16. Nancy Pelosi, D-California, speaker of the House
Her role: It is up to Pelosi to determine how the impeachment inquiry will go forward. Instead of having a “select” committee conduct the investigation, Pelosi has tapped six committees to be part of the inquiry. Pelosi decided not to have an official resolution for an impeachment inquiry – which would have required a vote of the House. Instead, the process moved ahead without a vote. A vote is not necessary to move forward with an investigation.
17. Rep. Jerrold Nadler, D-New York, chairman of the House Judiciary Committee
His role: Nadler is leading the investigation in the House, corralling the information from the other committees involved in the inquiry. The Judiciary Committee is the committee that drafts articles of impeachment, or charges against a public official.
Nadler has said his committee is investigation Trump on charges of federal election violations, abuse of power, potential obstruction of justice and violations of the emoluments clause. The emoluments clause in the U.S. Constitution bans public officials from benefiting financially or in other ways from any foreign states.
18. Adam Schiff, D-California, chairman of the House Intelligence Committee
His role: As Intelligence Committee chair, Schiff will conduct hearings and gather evidence for possible articles of impeachment. Last week, he chaired the hearing with Joseph Maguire, acting director of national intelligence, and was criticized for dramatizing in his opening statement what he said Trump meant on the phone call to Zelensky. Trump also questioned the opening statement then called for Schiff to be arrested for treason.

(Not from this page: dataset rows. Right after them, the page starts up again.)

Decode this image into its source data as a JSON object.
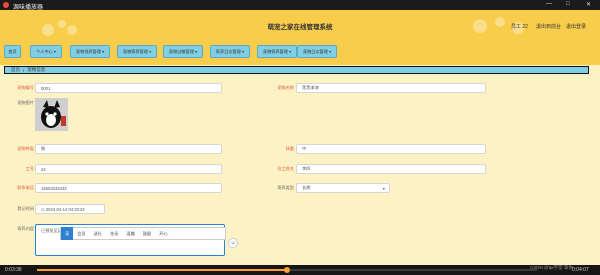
{
  "player": {
    "title": "源味播放器",
    "window_controls": [
      "—",
      "□",
      "✕"
    ],
    "time_current": "0:03:38",
    "time_total": "0:04:07",
    "progress": 0.5,
    "watermark": "CSDN @tp/学堂 等你"
  },
  "header": {
    "title": "萌宠之家在线管理系统",
    "user_label": "员工 22",
    "login_link": "退出到前台",
    "logout_link": "退出登录"
  },
  "nav": {
    "home": "首页",
    "personal": "个人中心",
    "menus": [
      "宠物领养管理",
      "宠物寄养管理",
      "宠物过敏管理",
      "寄养日志管理",
      "宠物寄养管理",
      "宠物日志管理"
    ]
  },
  "breadcrumb": {
    "root": "首页",
    "current": "宠物信息"
  },
  "form": {
    "pet_id_label": "宠物编号",
    "pet_id_value": "0001",
    "pet_name_label": "宠物名称",
    "pet_name_value": "黑黑漆漆",
    "pet_photo_label": "宠物图片",
    "species_label": "宠物种类",
    "species_value": "狗",
    "weight_label": "体重",
    "weight_value": "中",
    "employee_id_label": "工号",
    "employee_id_value": "22",
    "employee_name_label": "员工姓名",
    "employee_name_value": "李四",
    "phone_label": "联系电话",
    "phone_value": "15503333333",
    "status_label": "寄养类型",
    "status_value": "长期",
    "time_label": "登记时间",
    "time_value": "2022-04-14 04:33:22",
    "note_label": "寄养内容",
    "note_value": "已预览至[Joyis]"
  },
  "emoji_bar": {
    "items": [
      "宠",
      "会员",
      "送礼",
      "花朵",
      "逗趣",
      "鼓励",
      "开心"
    ],
    "active": 0
  }
}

19. Sen. Mitch McConnell, R-Kentucky, Senate Majority Leader
His role: McConnell will oversee any possible trial in the Senate as a result of articles of impeachment being passed in the House. McConnell has said that if the president is impeached in the House, the Senate will deal with the next step – a Senate trial. According to the Constitution, the Senate has the “sole power to try all impeachments.”
20. John Roberts, chief justice, U.S. Supreme Court
His role: While the Senate has the sole power to try all impeachments, the person who oversees the trial is the chief justice of the Supreme Court. Roberts will enforce the rules agreed upon to conduct the trial. Roberts has been chief justice since 2005. He was appointed by President George W. Bush.